Now, anyone who has some serious experience in software development is probably familiar with the name Martin Fowler. He is probably best known for his contributions to the classic book Refactoring: Improving the Design of Existing Code. In UML Distilled, Fowler is true to form and not only gives the low down on UML itself, but keeps the material very interesting and compelling thanks to his own invaluable opinions and experience throughout. Now, whether you agree with all of Fowler’s opinions is besides the point, for me I really appreciate such anecodes as they get me to think about my own opinions. It also helps to make the book an enjoyable and entertaining read, which is quite a feat when considering that it is a book about UML, which typically is a pretty dry subject.
Why learn UML?
So, regardless of your experience, whether you are already using UML regularly or simply wanting to learn more, this is a book you will want on your shelf. However, maybe you’re wondering why you would even want to know anything about UML, let alone use it from day-to-day. I’ll admit UML is not for everyone, however speaking from my experience, it has proven be a very useful tool in my toolbox.
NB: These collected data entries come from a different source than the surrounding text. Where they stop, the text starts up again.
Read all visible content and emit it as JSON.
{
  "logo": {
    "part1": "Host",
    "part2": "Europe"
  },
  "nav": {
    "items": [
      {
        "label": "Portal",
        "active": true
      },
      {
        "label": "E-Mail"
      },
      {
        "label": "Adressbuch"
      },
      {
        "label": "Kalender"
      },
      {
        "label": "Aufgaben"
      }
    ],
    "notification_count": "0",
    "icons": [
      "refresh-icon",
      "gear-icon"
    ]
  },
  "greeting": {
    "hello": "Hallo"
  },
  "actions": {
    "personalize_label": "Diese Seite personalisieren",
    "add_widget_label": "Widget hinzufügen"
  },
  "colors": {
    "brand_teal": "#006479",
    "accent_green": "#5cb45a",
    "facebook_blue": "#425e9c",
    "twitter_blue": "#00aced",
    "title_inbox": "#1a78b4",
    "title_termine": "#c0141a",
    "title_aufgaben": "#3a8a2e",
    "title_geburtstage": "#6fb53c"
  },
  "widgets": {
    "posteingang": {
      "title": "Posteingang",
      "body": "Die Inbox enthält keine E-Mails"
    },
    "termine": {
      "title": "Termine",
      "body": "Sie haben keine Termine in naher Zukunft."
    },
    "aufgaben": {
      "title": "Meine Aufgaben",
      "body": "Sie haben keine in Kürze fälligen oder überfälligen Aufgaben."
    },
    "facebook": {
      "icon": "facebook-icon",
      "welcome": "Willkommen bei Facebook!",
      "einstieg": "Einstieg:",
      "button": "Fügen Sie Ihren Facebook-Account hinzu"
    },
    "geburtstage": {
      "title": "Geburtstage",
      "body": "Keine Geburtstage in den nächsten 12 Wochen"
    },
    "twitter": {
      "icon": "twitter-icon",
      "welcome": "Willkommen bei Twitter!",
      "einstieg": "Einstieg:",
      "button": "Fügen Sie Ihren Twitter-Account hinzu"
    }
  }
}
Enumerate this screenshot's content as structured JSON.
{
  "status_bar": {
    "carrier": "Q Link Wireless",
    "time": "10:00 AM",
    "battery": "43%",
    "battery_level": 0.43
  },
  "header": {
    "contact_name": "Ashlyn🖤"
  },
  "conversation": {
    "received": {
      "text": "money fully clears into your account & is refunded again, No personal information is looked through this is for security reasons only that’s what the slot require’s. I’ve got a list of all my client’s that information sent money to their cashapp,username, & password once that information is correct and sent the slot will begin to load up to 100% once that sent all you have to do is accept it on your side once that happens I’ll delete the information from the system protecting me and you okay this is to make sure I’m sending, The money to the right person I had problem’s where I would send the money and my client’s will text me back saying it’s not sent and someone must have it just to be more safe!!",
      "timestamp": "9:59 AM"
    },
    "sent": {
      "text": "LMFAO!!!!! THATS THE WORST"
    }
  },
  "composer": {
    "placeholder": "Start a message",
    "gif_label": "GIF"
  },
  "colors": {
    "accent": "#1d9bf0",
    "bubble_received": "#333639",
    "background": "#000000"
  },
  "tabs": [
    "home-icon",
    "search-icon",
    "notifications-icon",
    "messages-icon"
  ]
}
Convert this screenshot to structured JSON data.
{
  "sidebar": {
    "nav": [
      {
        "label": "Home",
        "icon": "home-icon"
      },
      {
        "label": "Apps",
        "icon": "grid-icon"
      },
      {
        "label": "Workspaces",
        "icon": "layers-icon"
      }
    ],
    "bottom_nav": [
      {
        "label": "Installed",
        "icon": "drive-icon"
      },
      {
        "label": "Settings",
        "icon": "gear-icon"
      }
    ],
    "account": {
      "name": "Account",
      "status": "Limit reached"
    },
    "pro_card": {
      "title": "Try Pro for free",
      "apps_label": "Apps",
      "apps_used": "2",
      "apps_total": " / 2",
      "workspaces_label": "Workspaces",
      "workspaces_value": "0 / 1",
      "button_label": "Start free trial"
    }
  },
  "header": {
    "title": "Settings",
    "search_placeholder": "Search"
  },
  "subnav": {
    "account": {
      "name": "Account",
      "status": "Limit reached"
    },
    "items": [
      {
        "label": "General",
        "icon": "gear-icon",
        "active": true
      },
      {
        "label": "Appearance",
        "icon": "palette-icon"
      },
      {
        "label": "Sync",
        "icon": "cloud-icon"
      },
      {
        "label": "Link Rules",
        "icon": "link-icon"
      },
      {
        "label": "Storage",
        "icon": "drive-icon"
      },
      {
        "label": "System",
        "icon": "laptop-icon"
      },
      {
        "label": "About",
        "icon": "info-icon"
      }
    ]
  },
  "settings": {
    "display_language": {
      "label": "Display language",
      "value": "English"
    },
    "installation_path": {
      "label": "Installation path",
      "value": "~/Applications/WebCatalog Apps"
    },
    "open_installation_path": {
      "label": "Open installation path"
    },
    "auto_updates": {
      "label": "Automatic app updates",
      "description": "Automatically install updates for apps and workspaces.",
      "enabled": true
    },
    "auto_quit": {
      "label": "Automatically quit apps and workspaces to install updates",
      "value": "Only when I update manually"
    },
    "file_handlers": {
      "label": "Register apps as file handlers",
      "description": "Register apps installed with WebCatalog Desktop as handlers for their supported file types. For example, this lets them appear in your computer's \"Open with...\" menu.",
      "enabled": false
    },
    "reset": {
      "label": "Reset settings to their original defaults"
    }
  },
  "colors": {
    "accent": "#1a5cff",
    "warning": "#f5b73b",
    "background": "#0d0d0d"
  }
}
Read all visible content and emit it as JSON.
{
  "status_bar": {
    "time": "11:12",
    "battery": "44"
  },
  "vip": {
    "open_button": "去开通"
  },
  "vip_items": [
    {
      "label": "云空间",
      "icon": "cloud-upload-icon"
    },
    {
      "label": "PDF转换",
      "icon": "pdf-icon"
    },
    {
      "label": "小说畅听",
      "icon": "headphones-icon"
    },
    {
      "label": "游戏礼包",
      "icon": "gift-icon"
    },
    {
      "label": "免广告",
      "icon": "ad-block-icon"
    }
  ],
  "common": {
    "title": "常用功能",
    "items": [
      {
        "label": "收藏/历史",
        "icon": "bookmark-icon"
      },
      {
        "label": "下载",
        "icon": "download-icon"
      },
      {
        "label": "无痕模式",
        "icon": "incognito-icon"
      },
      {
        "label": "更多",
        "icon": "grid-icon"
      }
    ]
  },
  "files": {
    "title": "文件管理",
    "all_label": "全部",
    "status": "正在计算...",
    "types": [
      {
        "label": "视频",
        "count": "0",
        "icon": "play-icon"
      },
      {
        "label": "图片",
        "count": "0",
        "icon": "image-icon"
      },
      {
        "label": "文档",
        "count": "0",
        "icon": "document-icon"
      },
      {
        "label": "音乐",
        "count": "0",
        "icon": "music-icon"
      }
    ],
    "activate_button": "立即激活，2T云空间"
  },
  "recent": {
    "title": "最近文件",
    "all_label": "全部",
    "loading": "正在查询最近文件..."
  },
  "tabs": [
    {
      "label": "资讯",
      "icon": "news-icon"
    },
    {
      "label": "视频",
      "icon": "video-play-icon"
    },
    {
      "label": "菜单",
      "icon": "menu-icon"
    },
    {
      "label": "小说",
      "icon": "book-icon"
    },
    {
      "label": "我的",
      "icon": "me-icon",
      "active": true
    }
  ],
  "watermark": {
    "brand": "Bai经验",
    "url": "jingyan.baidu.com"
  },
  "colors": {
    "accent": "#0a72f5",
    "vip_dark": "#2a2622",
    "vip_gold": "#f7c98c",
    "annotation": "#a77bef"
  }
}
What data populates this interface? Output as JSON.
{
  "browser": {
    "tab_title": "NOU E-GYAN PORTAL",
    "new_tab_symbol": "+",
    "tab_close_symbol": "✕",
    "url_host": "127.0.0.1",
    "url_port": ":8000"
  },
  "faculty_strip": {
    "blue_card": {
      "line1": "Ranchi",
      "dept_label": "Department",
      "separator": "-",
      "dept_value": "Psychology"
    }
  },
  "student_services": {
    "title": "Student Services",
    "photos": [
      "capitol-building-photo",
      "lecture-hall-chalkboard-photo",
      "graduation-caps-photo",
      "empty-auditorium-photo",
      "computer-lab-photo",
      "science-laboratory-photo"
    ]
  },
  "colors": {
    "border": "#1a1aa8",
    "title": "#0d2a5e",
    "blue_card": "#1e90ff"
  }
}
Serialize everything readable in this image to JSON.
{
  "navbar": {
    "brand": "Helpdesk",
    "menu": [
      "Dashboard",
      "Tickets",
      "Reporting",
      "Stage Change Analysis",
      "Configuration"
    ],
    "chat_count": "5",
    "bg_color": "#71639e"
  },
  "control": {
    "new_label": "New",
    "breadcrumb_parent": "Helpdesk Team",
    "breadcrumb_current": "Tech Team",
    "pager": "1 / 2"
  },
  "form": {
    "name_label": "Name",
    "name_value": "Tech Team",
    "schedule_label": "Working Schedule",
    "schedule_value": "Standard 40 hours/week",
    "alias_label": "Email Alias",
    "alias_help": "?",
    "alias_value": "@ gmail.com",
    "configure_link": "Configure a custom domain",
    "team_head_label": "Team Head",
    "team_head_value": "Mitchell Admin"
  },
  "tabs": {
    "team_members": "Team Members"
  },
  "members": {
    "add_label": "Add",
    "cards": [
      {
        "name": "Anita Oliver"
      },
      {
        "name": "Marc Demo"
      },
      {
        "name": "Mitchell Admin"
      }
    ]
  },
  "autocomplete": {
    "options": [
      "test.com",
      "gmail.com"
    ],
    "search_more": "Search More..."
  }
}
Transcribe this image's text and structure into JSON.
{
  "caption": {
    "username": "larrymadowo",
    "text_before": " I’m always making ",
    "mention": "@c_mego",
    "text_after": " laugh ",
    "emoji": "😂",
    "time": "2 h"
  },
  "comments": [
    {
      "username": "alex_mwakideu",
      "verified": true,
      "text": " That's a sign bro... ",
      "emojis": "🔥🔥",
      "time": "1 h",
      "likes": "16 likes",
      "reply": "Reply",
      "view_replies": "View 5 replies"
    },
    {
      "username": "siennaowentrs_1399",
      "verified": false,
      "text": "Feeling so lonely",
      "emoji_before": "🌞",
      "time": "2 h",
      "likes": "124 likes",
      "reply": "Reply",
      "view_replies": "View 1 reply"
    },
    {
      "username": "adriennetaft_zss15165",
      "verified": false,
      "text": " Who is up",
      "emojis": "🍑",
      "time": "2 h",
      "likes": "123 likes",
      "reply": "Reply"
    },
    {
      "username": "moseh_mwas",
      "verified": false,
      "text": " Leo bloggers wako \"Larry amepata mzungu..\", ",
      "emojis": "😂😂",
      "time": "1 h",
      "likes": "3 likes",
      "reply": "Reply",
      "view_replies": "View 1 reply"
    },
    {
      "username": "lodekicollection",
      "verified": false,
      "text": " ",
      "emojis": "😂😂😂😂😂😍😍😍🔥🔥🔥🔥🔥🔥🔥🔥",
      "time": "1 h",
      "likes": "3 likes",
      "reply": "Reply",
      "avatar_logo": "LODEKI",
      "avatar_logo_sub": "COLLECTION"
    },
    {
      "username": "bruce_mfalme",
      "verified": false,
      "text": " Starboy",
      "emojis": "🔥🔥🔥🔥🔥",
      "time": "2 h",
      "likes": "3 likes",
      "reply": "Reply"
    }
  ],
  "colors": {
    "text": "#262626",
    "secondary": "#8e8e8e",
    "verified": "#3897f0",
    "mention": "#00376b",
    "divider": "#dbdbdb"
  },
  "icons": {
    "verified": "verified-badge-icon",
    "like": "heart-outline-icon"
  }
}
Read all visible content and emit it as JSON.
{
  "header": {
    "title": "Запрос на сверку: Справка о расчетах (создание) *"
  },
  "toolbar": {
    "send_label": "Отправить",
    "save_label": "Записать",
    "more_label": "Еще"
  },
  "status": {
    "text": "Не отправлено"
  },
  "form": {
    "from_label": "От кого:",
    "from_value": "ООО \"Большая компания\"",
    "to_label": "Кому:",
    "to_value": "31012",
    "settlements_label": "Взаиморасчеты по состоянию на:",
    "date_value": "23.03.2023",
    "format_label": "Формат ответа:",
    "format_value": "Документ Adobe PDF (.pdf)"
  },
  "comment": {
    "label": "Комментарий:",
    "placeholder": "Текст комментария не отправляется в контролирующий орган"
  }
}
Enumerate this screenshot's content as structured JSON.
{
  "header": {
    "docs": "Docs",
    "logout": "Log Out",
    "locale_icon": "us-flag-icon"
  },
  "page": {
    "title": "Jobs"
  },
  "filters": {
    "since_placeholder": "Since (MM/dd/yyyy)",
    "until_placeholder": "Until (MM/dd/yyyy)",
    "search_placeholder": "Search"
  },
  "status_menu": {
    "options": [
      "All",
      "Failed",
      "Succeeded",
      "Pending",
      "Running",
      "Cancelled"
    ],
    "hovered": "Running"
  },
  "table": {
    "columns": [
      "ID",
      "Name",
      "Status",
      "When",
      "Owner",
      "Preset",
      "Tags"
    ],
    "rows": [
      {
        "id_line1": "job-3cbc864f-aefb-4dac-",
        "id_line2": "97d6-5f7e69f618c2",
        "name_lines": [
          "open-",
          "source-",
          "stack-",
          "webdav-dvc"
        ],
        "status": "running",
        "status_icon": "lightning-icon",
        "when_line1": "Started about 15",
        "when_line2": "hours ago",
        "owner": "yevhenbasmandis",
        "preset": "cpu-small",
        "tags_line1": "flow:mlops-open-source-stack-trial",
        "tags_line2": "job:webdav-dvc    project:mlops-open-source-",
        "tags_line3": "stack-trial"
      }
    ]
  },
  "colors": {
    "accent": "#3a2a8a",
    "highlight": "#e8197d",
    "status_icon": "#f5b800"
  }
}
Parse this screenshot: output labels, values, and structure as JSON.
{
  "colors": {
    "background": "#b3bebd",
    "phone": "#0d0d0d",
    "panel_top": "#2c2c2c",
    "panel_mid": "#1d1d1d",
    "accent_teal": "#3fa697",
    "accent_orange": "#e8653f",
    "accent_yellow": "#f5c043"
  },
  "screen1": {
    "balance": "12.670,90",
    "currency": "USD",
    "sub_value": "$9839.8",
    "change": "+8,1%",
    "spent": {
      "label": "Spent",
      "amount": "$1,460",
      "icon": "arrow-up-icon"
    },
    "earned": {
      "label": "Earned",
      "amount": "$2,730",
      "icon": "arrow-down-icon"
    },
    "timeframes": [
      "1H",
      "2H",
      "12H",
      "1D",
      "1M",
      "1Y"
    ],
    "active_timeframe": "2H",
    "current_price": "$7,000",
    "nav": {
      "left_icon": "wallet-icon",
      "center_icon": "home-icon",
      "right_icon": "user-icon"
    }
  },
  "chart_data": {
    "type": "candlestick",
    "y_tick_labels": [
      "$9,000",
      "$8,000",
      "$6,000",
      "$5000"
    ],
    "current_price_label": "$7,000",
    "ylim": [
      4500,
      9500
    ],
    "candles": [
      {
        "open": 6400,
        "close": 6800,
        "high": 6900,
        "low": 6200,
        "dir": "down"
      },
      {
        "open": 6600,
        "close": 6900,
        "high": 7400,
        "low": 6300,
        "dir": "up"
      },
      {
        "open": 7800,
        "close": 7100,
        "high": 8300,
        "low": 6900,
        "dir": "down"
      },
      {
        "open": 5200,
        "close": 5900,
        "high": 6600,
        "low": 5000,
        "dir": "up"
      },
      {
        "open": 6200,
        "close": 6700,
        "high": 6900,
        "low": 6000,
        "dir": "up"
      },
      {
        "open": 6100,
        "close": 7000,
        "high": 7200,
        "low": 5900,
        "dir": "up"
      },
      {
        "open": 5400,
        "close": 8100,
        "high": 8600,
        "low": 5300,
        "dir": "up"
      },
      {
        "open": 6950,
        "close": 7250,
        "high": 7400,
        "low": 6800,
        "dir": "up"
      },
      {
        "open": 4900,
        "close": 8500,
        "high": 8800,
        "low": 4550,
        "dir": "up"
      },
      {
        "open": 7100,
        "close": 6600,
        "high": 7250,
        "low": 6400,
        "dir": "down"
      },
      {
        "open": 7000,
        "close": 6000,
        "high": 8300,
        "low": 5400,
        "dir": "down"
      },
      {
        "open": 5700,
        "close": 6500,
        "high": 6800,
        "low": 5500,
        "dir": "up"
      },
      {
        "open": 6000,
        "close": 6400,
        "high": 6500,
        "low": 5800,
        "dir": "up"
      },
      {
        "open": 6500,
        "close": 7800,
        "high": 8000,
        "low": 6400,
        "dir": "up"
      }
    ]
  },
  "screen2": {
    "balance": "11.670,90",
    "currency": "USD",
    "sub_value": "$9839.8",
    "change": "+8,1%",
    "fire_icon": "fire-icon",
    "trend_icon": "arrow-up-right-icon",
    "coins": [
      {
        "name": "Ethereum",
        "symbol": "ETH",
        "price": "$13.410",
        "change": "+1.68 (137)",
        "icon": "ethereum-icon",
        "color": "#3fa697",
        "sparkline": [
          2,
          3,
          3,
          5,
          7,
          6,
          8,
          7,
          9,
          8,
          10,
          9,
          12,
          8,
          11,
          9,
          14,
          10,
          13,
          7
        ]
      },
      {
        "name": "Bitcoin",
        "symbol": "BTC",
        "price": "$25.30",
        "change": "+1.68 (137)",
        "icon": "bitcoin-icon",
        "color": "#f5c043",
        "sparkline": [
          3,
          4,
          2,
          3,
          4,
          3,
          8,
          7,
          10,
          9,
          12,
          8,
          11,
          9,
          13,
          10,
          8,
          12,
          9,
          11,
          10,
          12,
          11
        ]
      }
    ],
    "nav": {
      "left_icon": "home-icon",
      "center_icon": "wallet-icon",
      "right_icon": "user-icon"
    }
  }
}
As a programmer, I do find it very helpful to draw diagrams when I’m thinking through and planning my software designs. This is especially the case when I’m documenting a design in order to communicate it to others. This is really where the strength of UML comes in, because instead of working with some adhoc design notations, you instead work from a standard which is industry-wide.
This in turn has two far-reaching benefits:
- There will be a consistency and unity in your own designs that will make them more future-proof. If you don’t look at a design for 6 months and then need to reference it, you can quickly get back up to speed.
- The use of an industry standard means that your designs now can be widely shared and understood. Even many managers have an understanding of UML (or they can be easily taught) and so even they will have the ability to understand the designs.
Now of course, the benefits don’t stop there but for me those two alone made it worth the investment of learning UML. With UML Distilled coming in at a consise 160 or pages, it really won’t take long to be able to start using UML and realizing it’s benefits.